Elle révèle également une facette de Lennon qu’on oublie parfois : sa capacité à l’autodérision. Dans cette chanson légère et volontairement simpliste, il ne cherche pas à réinventer la musique. Il veut plaire, séduire, imiter. C’est un point de départ humble, mais sincère. Loin des élans psychédéliques ou politiques de sa période mature, on découvre ici un adolescent vulnérable, influençable, touchant.

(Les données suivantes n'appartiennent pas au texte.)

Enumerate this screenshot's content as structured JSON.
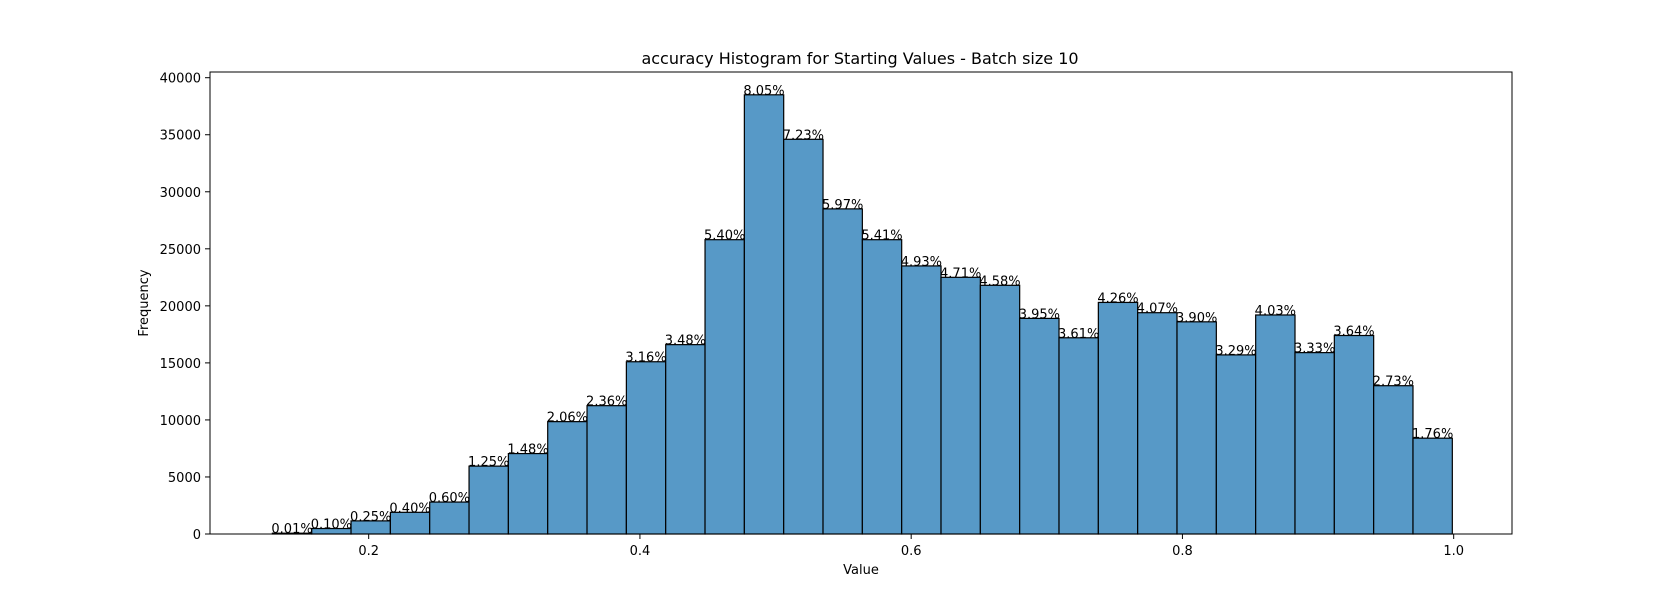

Une œuvre mineure au destin majeur

Hello Little Girl n’entrera jamais dans le canon des grandes chansons des Beatles. Et pourtant, elle mérite d’être considérée comme un jalon essentiel. Car elle prouve que même les plus grands ont commencé avec des doutes, des maladresses, des influences mal digérées. Lennon, comme tous les artistes, a dû apprendre à écrire. Cette chanson, dans son innocence même, est un acte de naissance artistique.

Elle marque aussi le début du partenariat Lennon-McCartney, non pas encore en tant que binôme d’écriture, mais comme tandem de soutien créatif. Paul, même critique à l’égard du texte, a encouragé son ami à la finaliser, à la jouer, à la proposer. C’est dans cette émulation que naîtra la plus fructueuse collaboration musicale du XXe siècle.

Lennon, l’apprenti devenu maître

On connaît la suite : en l’espace de cinq ans, Lennon passera de Hello Little Girl à Norwegian Wood, In My Life, A Day in the Life. Le même jeune homme qui écrivait des vers maladroits deviendra l’un des lyricistes les plus acérés, introspectifs, brillants de son époque. Mais pour cela, il fallait commencer quelque part.

Hello Little Girl est ce quelque part. Une chanson qui, dans sa modestie, contient déjà une promesse. Celle d’un garçon de Liverpool qui regarde le monde, sa guitare à la main, et qui commence à lui répondre.